Palavra de rei não volta atrás

“... — Quero uma mulher disse o rei. — Sim, sei o que estás pensando:
quer uma mulher, esse que agoniza? Não lhe bastam todas que teve? E eu te
respondo, Habacuc: não, não me bastam. Tive-as todas, posso ter qualquer uma
delas neste momento, se quiser. Mas te digo: com nenhuma delas cheguei ao
êxtase, ao verdadeiro clímax da paixão. Gozei, sim, gozei vezes sem conta. Mas o
simples prazer nunca me satisfez. Quero mais, Habacuc. Quero a grande mulher, a
fêmea das fêmeas. E eu sei que ela existe, Habacuc. Porque eu a vi. Ou acho que a
vi.
Interrompeu-se de novo. O sofrimento transparecia-lhe na face;
provavelmente sentia multa dor. Mas Habacuc nada lhe perguntou a respeito, nem
estendeu a mão para ajudá-lo.
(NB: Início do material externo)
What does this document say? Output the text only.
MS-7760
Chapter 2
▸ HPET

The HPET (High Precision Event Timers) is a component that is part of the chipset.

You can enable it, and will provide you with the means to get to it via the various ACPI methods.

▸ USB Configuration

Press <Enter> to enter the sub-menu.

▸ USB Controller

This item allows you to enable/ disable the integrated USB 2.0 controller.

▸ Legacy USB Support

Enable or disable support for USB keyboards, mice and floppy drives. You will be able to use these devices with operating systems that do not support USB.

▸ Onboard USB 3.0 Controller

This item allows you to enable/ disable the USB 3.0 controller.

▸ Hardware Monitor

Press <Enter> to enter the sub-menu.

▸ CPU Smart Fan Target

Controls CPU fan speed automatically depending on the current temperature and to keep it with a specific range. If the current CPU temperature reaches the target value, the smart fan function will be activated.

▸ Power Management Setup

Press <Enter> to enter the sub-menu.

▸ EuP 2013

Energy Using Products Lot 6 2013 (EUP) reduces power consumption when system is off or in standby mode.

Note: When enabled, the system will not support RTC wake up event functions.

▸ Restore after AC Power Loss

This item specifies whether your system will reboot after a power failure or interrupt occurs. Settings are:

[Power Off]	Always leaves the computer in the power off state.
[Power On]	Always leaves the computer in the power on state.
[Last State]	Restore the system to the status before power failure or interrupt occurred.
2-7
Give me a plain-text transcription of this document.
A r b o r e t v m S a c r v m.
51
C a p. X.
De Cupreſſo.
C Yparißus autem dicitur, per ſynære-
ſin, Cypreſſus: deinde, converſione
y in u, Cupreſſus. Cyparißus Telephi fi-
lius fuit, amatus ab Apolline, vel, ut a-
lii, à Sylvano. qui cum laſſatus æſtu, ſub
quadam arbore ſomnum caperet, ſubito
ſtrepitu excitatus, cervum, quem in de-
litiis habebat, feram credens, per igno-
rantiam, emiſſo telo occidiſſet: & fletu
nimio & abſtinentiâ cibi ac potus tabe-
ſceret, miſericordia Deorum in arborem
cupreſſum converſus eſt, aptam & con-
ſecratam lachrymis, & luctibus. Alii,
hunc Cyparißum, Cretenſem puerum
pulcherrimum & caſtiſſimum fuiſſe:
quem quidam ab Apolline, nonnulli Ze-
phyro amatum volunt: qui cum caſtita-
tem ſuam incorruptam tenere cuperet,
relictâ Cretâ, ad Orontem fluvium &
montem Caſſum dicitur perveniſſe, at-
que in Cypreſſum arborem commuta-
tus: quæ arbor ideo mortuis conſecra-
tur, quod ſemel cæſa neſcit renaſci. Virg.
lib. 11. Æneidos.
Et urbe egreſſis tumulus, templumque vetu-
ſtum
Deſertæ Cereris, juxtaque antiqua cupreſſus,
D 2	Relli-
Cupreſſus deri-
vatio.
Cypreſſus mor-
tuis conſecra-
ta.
Permanecia imóvel, em silêncio, à espera. Por fim,
Salomão prosseguiu:

— Isto foi há muito tempo... Eu era jovem. Certa noite, acordei
sobressaltado; alguma coisa me inquietava; me inquietava e me excitava. Corri ao
pátio do palácio, saltei sobre o dorso de minha águia que imediatamente alçou voo,
transportando-me através do oceano. Chegamos a uma região de matas
verdejantes e rios caudalosos; era, como já deves ter imaginado, o país das
amazonas. E então avistei, ou penso ter avistado uma mulher. Ela montava, ou
acho que montava, um cavalo branco. Era, ou teria de sê-lo, linda. Vi, ou adivinhei,
longos cabelos pretos; vi, ou adivinhei, olhos amendoados; vi, ou adivinhei, uma
boca de lábios túmidos. Vi – mas isto devo de fato ter visto, não pode ter sido só
imaginação, a lembrança é real demais, mesmo agora, neste momento em que as
sombras da morte já turvam meu olhar, esta visão se faz presente –, vi seios
empinados, perfeitos. E longas coxas, e delicados pés, e tudo o que quiseres,
Habacuc. Perguntarás: mas por que não desceste à terra, por que não foste ter
com ela? Por que não a arrebataste em tua águia, fazendo amor então entre
nuvens? Nuvens não havia, Habacuc, e a águia, por alguma razão qualquer, não
obedeceu ao meu comando: trouxe-me de volta, a estúpida ave, num abrir e fechar
de olhos. Tive de consolar-me com duas concubinas, naquela noite; mas te digo,
desde então não esqueci a amazona. Não morrerei sem tê-la, ainda que minha
agonia se prolongue por anos. Tu vais buscá-la para mim, Habacuc. Podes fazê-lo;
és agora um mago. Quem desvenda destinos estudando a disposição dos astros no
firmamento há de encontrar uma mulher em meio à selva. És um mago – e és meu
filho. A paixão que me inflamou durante todos estes anos inflamará a ti, e te
guiará, como um facho a iluminar o caminho, na floresta. Partirás com a frota
fenícia, dentro de três dias.
Mais uma vez teve de parar; falar era, para ele, um esforço descomunal.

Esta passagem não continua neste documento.